McLaren's Jenson Button is certainly impressed, suggesting after testing, "one team that has been consistently quick and consistent in their runs is Mercedes, more than anyone else."
Nico Rosberg, though, was slightly more cautious, claiming that "it is just not possible to know at the moment really. I think the way you can describe our winter is 'pleased' and that is it."
But Lewis Hamilton has his sights set on victory: "I think we definitely will be able to win a race at some point during the season," he said after setting the fastest time in his final outing in testing at Barcelona earlier this month.
So, with inconclusive evidence from testing and mixed messages from team personnel, we can only guess as to the raw pace of the W04 before it is fired up in anger at Albert Park on Friday morning.

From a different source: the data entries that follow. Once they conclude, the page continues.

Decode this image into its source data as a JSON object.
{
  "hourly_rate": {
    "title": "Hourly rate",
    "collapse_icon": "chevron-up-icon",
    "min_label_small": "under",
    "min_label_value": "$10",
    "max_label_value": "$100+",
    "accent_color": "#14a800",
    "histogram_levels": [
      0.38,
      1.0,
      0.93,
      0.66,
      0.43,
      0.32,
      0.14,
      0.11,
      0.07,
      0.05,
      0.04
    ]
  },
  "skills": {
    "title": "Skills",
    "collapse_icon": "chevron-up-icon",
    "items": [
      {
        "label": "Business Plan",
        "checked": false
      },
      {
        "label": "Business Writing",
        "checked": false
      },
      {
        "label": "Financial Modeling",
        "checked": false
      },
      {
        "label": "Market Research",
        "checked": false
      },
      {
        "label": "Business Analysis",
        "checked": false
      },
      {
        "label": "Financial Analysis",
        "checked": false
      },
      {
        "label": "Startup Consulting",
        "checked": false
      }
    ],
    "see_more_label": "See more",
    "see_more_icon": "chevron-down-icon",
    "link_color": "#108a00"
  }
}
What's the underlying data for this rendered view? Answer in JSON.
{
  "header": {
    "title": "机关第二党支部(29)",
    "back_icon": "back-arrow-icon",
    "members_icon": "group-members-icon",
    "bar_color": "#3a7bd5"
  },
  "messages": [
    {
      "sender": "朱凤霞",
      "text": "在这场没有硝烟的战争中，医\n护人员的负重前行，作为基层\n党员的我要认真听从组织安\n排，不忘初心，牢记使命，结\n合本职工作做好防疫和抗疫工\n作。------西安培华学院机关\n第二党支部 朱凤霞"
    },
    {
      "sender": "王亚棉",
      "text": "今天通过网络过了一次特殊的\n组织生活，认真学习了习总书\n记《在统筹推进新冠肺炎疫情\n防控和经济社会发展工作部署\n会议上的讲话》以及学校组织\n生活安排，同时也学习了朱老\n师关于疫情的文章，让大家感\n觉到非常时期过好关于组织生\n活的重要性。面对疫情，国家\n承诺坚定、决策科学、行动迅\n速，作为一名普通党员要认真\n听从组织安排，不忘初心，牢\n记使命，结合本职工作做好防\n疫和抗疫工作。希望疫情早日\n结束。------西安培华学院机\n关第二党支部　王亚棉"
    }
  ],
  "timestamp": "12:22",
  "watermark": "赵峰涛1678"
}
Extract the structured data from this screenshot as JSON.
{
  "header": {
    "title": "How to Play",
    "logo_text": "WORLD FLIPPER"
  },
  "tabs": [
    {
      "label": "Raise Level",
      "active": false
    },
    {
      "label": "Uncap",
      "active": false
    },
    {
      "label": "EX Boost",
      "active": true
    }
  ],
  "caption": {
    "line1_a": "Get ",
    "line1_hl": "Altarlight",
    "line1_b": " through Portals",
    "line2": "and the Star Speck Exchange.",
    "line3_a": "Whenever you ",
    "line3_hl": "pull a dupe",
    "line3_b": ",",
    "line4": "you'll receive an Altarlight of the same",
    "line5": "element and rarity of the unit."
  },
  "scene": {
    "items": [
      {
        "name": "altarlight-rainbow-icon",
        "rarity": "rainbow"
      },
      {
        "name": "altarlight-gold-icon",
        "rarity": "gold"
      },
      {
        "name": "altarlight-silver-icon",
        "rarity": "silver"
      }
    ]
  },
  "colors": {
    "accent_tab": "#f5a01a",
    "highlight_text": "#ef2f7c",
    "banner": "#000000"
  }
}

But even if the new car does lack that final tenth of single-lap speed, or suffers from slightly more degradation than the Lotus or Red Bull cars, those first two Friday practice sessions might not lay bare its weaknesses.
Hamilton and Rosberg each went quickest in their respective final days of practice at the Cicuit de Catalunya in close to Melbourne-spec cars, and there's nothing to suggest that they can't do the same on Friday.
Qualifying simulations are unlikely to take place until Saturday morning's practice session (unless FP3 looks like being wet and qualifying is forecast to be dry) so there's every chance that the Mercedes pair will continue to set the pace on the opening day of the grand prix weekend.
The Friday practice markets reflect the race (and hence championship) odds but teams are more likely to continue their methodical working-through of troubleshooting, tyre testing and race simulations rather than compete in a free-for-all for the fastest time.
With this in mind, Hamilton and Rosberg respectively to top FP1 looks decent value, as well as the pair in FP2.
In any case, both drivers have good form of being at the top of the timesheets on Fridays at this stage of the season.
From the first four "flyaway" races last year, Hamilton (then with McLaren) was second in FP1 in Australia, fastest in both Friday sessions in Malaysia, fastest and second fastest in the two China sessions, and fastest in FP1 in Bahrain.
Rosberg went second-quickest in FP1 in China and quickest in FP2 in Bahrain, while consistently featuring in at the top of the screens in practice sessions in the early part of preceding seasons.
The inference is that both Hamilton and Rosberg have a tendency to post benchmark lap times while fine-tuning their weekend set-ups.
Now, this may or may not continue - but at the available odds it's worth betting that it does.
Looking further into the weekend, things start getting a little more grey - at this stage, Saturday is judged to have a greater than 50 per cent chance of showers, meaning qualifying could prove very interesting.
No rain is forecast for race day, though, which tips bet365's offer of there being 17 or more finishers at 11/8 into value.
We'd need five or fewer retirements in order to collect on this, which looks a good bet considering only four races last season saw more than that number of cars fail to be classified.
The race winner market is largely determined by the championship prices, leaving value thin on the ground at this stage, particularly with qualifying likely to be disrupted by the weather.
We'll let you know if there's a stand-out race bet once the grid has been decided but for now concentrate on the Mercedes in Friday practice.